Many investors seek small-cap stocks with the potential to dominate their niche, as their small size prevents them from being significantly owned by large firms. Additionally, because of their small size, investors will massively benefit if they see significant growth becasue they started from a small starting point.

Combine small-cap potential with an explosive industry like artificial intelligence (AI), and you have a recipe for an investment that could be unbelievably profitable. One fairly popular AI stock is SoundHound AI (SOUN -4.11%). At a recent $1.8 billion valuation, it's slightly below the historical "small cap" threshold of $2 billion.

However, one advantage of investing in small caps is that the stocks are relatively unknown. SoundHound is already pretty popular, but does that leave room for upside?

SoundHound's technology is finding adoption in two industries

SoundHound AI does exactly what its name suggests it does. It provides AI solutions for any product that deals with sound. SoundHound's products have excelled in two niches: restaurants and automotive.

The restaurant industry is working to automate drive-thru and phone ordering so restaurants don't need to staff people to do these jobs. This has huge cost savings potential for restaurants. Companies like Jersey Mike's Subs and White Castle are implementing these technologies, and they're becoming increasingly mainstream.

Another area where SoundHound's products are being deployed is automotive. For years, digital assistants in vehicles haven't been very useful and are a feature few people use. However, with SoundHound's technology, they have become more responsive and are even being integrated with large language models, like ChatGPT, in countries like Japan.

One concern with this technology is that it requires connectivity to the internet, which isn't always available during travel. As a result, Nvidia partnered with SoundHound to implement its technology on its vehicle-specific GPU so that this isn't an issue.

This partnership also caused a frenzy with SoundHound's stock, as Nvidia owns around 1.73 million shares of SoundHound. If one of the best AI investments owns a chunk of another AI company, the market is likely to take notice.

With SoundHound no longer an unknown small-cap stock, is it still worth a buy?

SoundHound isn't a surefire investment

SoundHound has been growing at a healthy pace, with its Q4 revenue coming in at $17.1 million, indicating 80% year-over-year growth. However, what investors are most excited about is SoundHound's backlog. Its revenue backlog grew to a whopping $661 million, indicating it has a massive amount of business in the pipeline.

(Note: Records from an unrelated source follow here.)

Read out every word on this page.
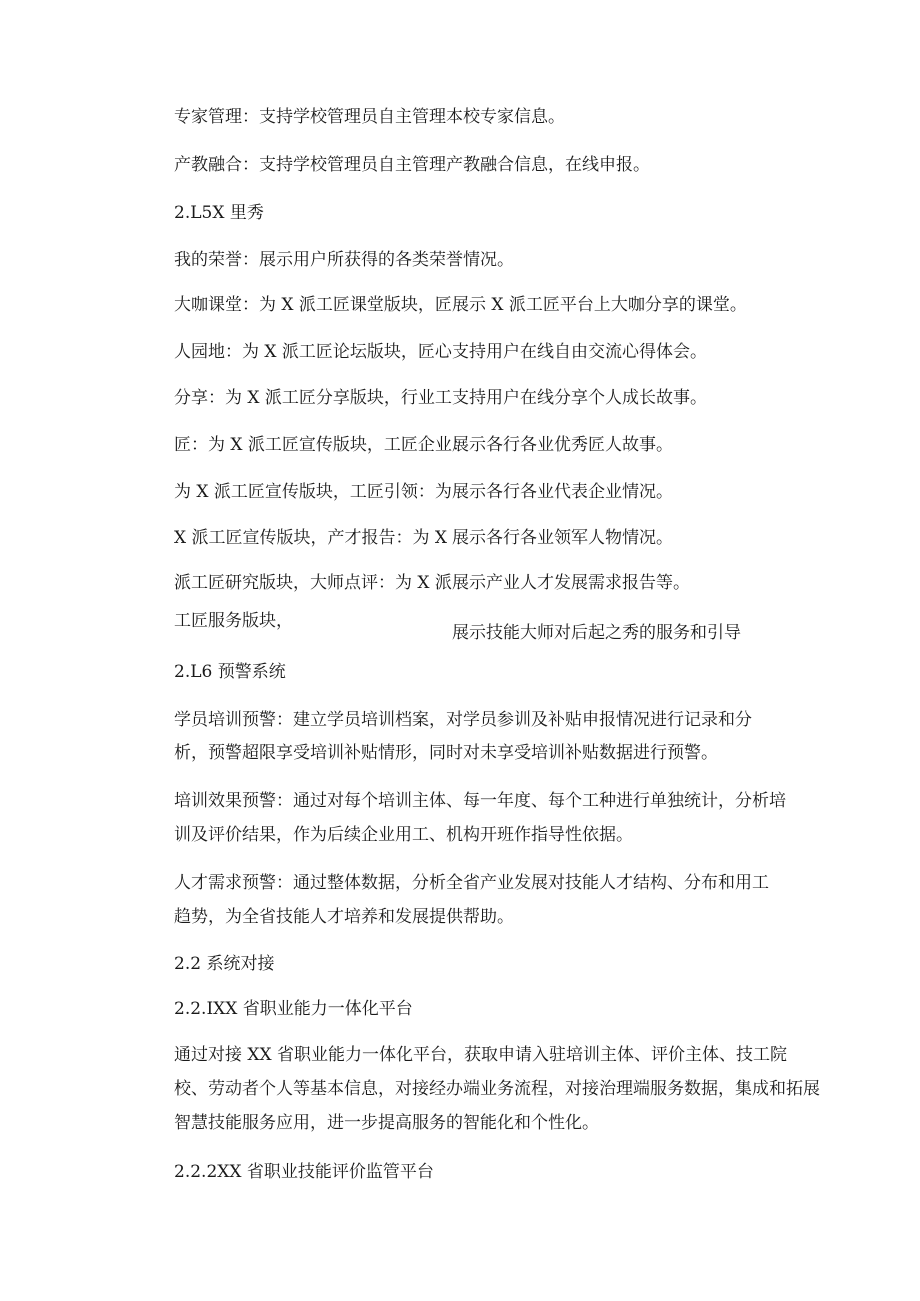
专家管理：支持学校管理员自主管理本校专家信息。

产教融合：支持学校管理员自主管理产教融合信息，在线申报。

2.L5X 里秀

我的荣誉：展示用户所获得的各类荣誉情况。

大咖课堂：为 X 派工匠课堂版块，匠 展示 X 派工匠平台上大咖分享的课堂。
人园地：为 X 派工匠论坛版块，匠心 支持用户在线自由交流心得体会。
分享：为 X 派工匠分享版块，行业工 支持用户在线分享个人成长故事。
匠：为 X 派工匠宣传版块，工匠企业：
展示各行各业优秀匠人故事。
为 X 派工匠宣传版块，工匠引领：为 展示各行各业代表企业情况。
X 派工匠宣传版块，产才报告：为 X 展示各行各业领军人物情况。
派工匠研究版块，大师点评：为 X 派 展示产业人才发展需求报告等。
工匠服务版块，
展示技能大师对后起之秀的服务和引导

2.L6 预警系统

学员培训预警：建立学员培训档案，对学员参训及补贴申报情况进行记录和分

析，预警超限享受培训补贴情形，同时对未享受培训补贴数据进行预警。

培训效果预警：通过对每个培训主体、每一年度、每个工种进行单独统计，分析培

训及评价结果，作为后续企业用工、机构开班作指导性依据。

人才需求预警：通过整体数据，分析全省产业发展对技能人才结构、分布和用工

趋势，为全省技能人才培养和发展提供帮助。

2.2 系统对接

2.2.IXX 省职业能力一体化平台

通过对接 XX 省职业能力一体化平台，获取申请入驻培训主体、评价主体、技工院

校、劳动者个人等基本信息，对接经办端业务流程，对接治理端服务数据，集成和拓展

智慧技能服务应用，进一步提高服务的智能化和个性化。

2.2.2XX 省职业技能评价监管平台
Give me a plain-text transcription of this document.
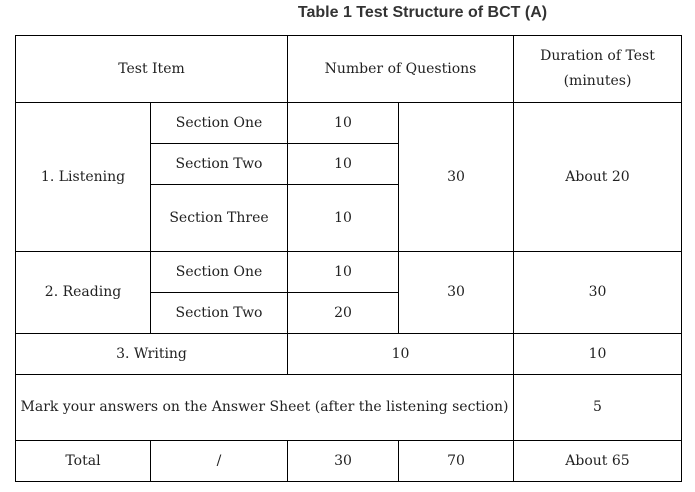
Table 1 Test Structure of BCT (A)
Test Item		Number of Questions		Duration of Test (minutes)
1. Listening	Section One	10	30	About 20
	Section Two	10		
	Section Three	10		
2. Reading	Section One	10	30	30
	Section Two	20		
3. Writing		10		10
Mark your answers on the Answer Sheet (after the listening section)				5
Total	/	30	70	About 65
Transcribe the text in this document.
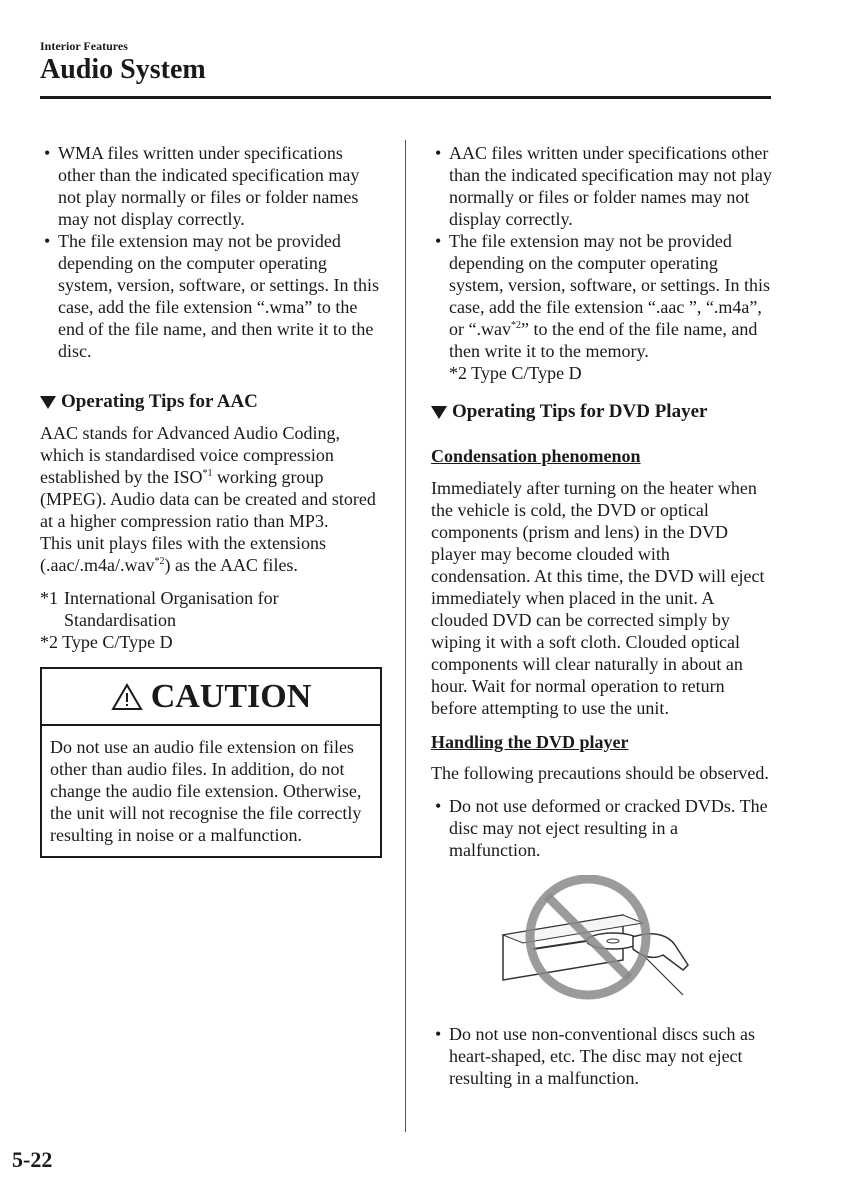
Interior Features
Audio System
• WMA files written under specifications other than the indicated specification may not play normally or files or folder names may not display correctly.
• The file extension may not be provided depending on the computer operating system, version, software, or settings. In this case, add the file extension “.wma” to the end of the file name, and then write it to the disc.
Operating Tips for AAC
AAC stands for Advanced Audio Coding, which is standardised voice compression established by the ISO$^{*1}$ working group (MPEG). Audio data can be created and stored at a higher compression ratio than MP3.
This unit plays files with the extensions (.aac/.m4a/.wav$^{*2}$) as the AAC files.
*1 International Organisation for Standardisation
*2 Type C/Type D
CAUTION
Do not use an audio file extension on files other than audio files. In addition, do not change the audio file extension. Otherwise, the unit will not recognise the file correctly resulting in noise or a malfunction.
• AAC files written under specifications other than the indicated specification may not play normally or files or folder names may not display correctly.
• The file extension may not be provided depending on the computer operating system, version, software, or settings. In this case, add the file extension “.aac ”, “.m4a”, or “.wav$^{*2}$” to the end of the file name, and then write it to the memory.
*2 Type C/Type D
Operating Tips for DVD Player
Condensation phenomenon
Immediately after turning on the heater when the vehicle is cold, the DVD or optical components (prism and lens) in the DVD player may become clouded with condensation. At this time, the DVD will eject immediately when placed in the unit. A clouded DVD can be corrected simply by wiping it with a soft cloth. Clouded optical components will clear naturally in about an hour. Wait for normal operation to return before attempting to use the unit.
Handling the DVD player
The following precautions should be observed.
• Do not use deformed or cracked DVDs. The disc may not eject resulting in a malfunction.
• Do not use non-conventional discs such as heart-shaped, etc. The disc may not eject resulting in a malfunction.
5-22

However, this isn't guaranteed revenue, as there's no telling when it will be recognized.

Additionally, the AI space is full of competition. It wouldn't take much for an AI giant like Alphabet or Microsoft to task a small chunk of its company to develop a solution rivaling SoundHound's and likely drive it out of business. For example, OpenAI (partnered with Microsoft) already has the technology to do real-time translation. If it can perform that, then it can likely understand someone ordering at a restaurant or asking a digital assistant in a car.

Furthermore, SoundHound's business is far from profitable. The company posted an operating loss of $12.4 million, or about a 73% loss margin. Losses like that can't go on forever, especially when there's only $100 million in the bank.

Lastly, while many small-cap stocks fly under the radar, giving them attractive valuations, SoundHound's stock is quite expensive.

SOUN PS Ratio Chart

SOUN PS Ratio data by YCharts

At 27 times sales, the stock already has a fair bit of success baked into the price.

As a result, I think I'll pass on SoundHound's stock for now. But if you're still interested, consider this investment more like a lottery ticket. It may work out or not, so your expectations should be set accordingly. This investment could go to zero if an AI giant like Alphabet or Microsoft decides to enter this field.